The Moores’ cause has been championed by billionaire-backed organizations and corporate lobbying groups, including the Manhattan Institute–which is chaired by billionaire hedge fund mogul Paul Singer—and the powerful U.S. Chamber of Commerce.
“That such a case involving such modest sums would make it all the way to the high court indicates that there is much more at play than a single family’s tax refund,” ITEP’s Gardner and Spandan Marasini and the Roosevelt Institute’s Niko Lusiani note in the new report.
The plaintiffs’ legal team argues that because the Moores’ shares in the Indian firm were not “realized”—they did not sell or receive a distribution from the company—they should not have been on the hook for the repatriation tax.
“The government, on the other hand, argues that almost a century of tax law precedent has established Congress’ broad authority to decide when and how to tax income, even without a specific realization event,” the new report explains. “What’s more, the income was clearly realized by the corporation, which is sufficient for income taxation of shareholders under various provisions of the existing tax code.”
While it’s possible that the Supreme Court will rule narrowly on the specifics of the Moores’ situation, the report authors cautioned that the justices “could also issue a broad decision that taxing income—of an individual or a corporate shareholder—requires realization, and that income taxation on multiple years of accrued income is unconstitutional.”
Such a sweeping ruling could preemptively ban a wealth tax—an outcome that right-wing supporters of the Moores have explicitly advocated.
“This case presents the court with an ideal opportunity to clarify that taxes on unrealized gains, such as wealth taxes, are direct taxes that are unconstitutional if not apportioned among the states,” the Manhattan Institute declared in a May amicus brief.
A broad ruling by the high court could also imperil key elements of the existing tax code, according to ITEP and the Roosevelt Institute.

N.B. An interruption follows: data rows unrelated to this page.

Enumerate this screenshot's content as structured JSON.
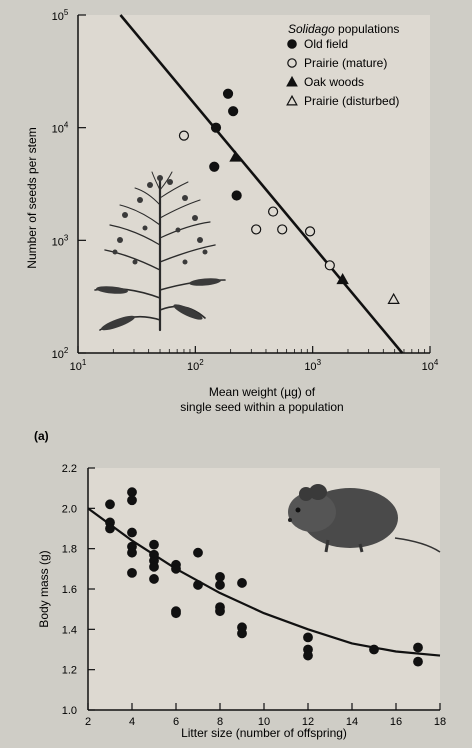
{
  "chart_data": [
    {
      "type": "scatter",
      "title": "",
      "xlabel": "Mean weight (µg) of single seed within a population",
      "xlabel_lines": [
        "Mean weight (µg) of",
        "single seed within a population"
      ],
      "ylabel": "Number of seeds per stem",
      "x_scale": "log",
      "y_scale": "log",
      "xlim": [
        10,
        10000
      ],
      "ylim": [
        100,
        100000
      ],
      "x_ticks": [
        10,
        100,
        1000,
        10000
      ],
      "y_ticks": [
        100,
        1000,
        10000,
        100000
      ],
      "legend_title": "Solidago populations",
      "legend_position": "top-right",
      "grid": false,
      "series": [
        {
          "name": "Old field",
          "marker": "filled-circle",
          "points": [
            [
              190,
              20000
            ],
            [
              210,
              14000
            ],
            [
              150,
              10000
            ],
            [
              145,
              4500
            ],
            [
              225,
              2500
            ]
          ]
        },
        {
          "name": "Prairie (mature)",
          "marker": "open-circle",
          "points": [
            [
              80,
              8500
            ],
            [
              330,
              1250
            ],
            [
              460,
              1800
            ],
            [
              550,
              1250
            ],
            [
              950,
              1200
            ],
            [
              1400,
              600
            ]
          ]
        },
        {
          "name": "Oak woods",
          "marker": "filled-triangle",
          "points": [
            [
              220,
              5500
            ],
            [
              1800,
              450
            ]
          ]
        },
        {
          "name": "Prairie (disturbed)",
          "marker": "open-triangle",
          "points": [
            [
              4900,
              300
            ]
          ]
        }
      ],
      "fit_line": [
        [
          23,
          100000
        ],
        [
          5800,
          100
        ]
      ],
      "illustration": "goldenrod-plant"
    },
    {
      "type": "scatter",
      "title": "",
      "xlabel": "Litter size (number of offspring)",
      "ylabel": "Body mass (g)",
      "xlim": [
        2,
        18
      ],
      "ylim": [
        1.0,
        2.2
      ],
      "x_ticks": [
        2,
        4,
        6,
        8,
        10,
        12,
        14,
        16,
        18
      ],
      "y_ticks": [
        1.0,
        1.2,
        1.4,
        1.6,
        1.8,
        2.0,
        2.2
      ],
      "grid": false,
      "series": [
        {
          "name": "",
          "marker": "filled-circle",
          "points": [
            [
              3,
              2.02
            ],
            [
              3,
              1.93
            ],
            [
              3,
              1.9
            ],
            [
              4,
              2.08
            ],
            [
              4,
              2.04
            ],
            [
              4,
              1.88
            ],
            [
              4,
              1.81
            ],
            [
              4,
              1.78
            ],
            [
              4,
              1.68
            ],
            [
              5,
              1.82
            ],
            [
              5,
              1.77
            ],
            [
              5,
              1.74
            ],
            [
              5,
              1.71
            ],
            [
              5,
              1.65
            ],
            [
              6,
              1.72
            ],
            [
              6,
              1.7
            ],
            [
              6,
              1.49
            ],
            [
              6,
              1.48
            ],
            [
              7,
              1.78
            ],
            [
              7,
              1.62
            ],
            [
              8,
              1.66
            ],
            [
              8,
              1.62
            ],
            [
              8,
              1.51
            ],
            [
              8,
              1.49
            ],
            [
              9,
              1.63
            ],
            [
              9,
              1.41
            ],
            [
              9,
              1.38
            ],
            [
              12,
              1.36
            ],
            [
              12,
              1.3
            ],
            [
              12,
              1.27
            ],
            [
              15,
              1.3
            ],
            [
              17,
              1.31
            ],
            [
              17,
              1.24
            ]
          ]
        }
      ],
      "fit_curve": [
        [
          2,
          2.0
        ],
        [
          4,
          1.84
        ],
        [
          6,
          1.7
        ],
        [
          8,
          1.58
        ],
        [
          10,
          1.48
        ],
        [
          12,
          1.4
        ],
        [
          14,
          1.33
        ],
        [
          16,
          1.29
        ],
        [
          18,
          1.27
        ]
      ],
      "illustration": "mouse"
    }
  ],
  "panel_label": "(a)"
}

“One of the most established of these pillars is known as Subpart F, which was enacted in 1962 to prevent American corporations from avoiding taxation through offshore entities or controlled foreign corporations,” the new report says. “Provisions related to Global Intangible Low-Taxed Income (GILTI), the branch profits tax; tax treatment of corporate debt; and others could be uprooted by five justices.”
“The Corporate Alternative Minimum Tax—enacted as part of the Inflation Reduction Act to create a basic corporate tax floor—as well as international efforts to curb international tax avoidance could be made constitutionally invalid,” the report adds.

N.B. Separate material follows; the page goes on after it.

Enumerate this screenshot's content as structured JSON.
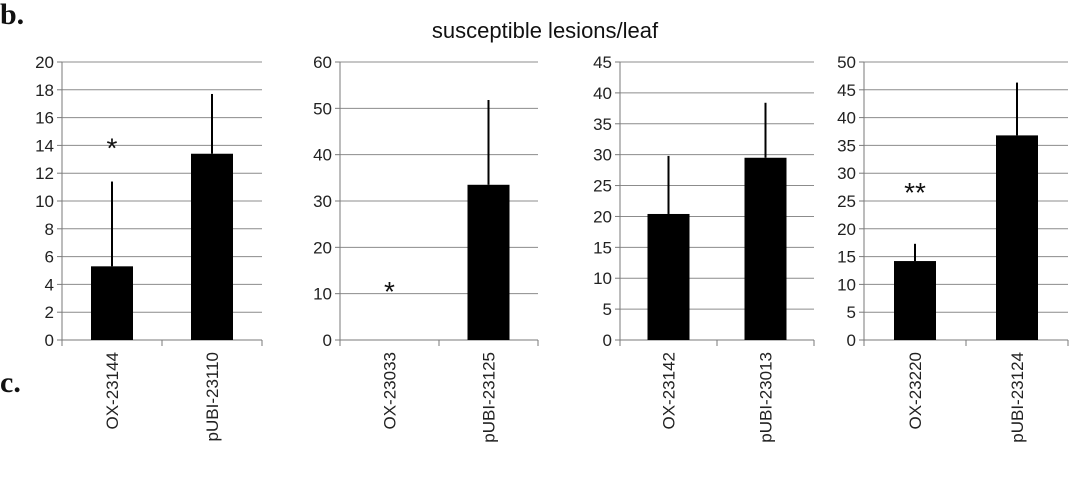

The analysis stresses that the consequences of a broad ruling in the upcoming case would be profound, affecting more than just a handful of corporate tax provisions.
“In Moore,” the report warns, “the Roberts Court could decide with the stroke of a pen to simultaneously forgive big business decades of tax dues, increase the federal deficit over the long run, jeopardize future public revenue and essential social programs, escalate these multinational companies’ already sizeable after-tax profits, and further enrich their shareholders.”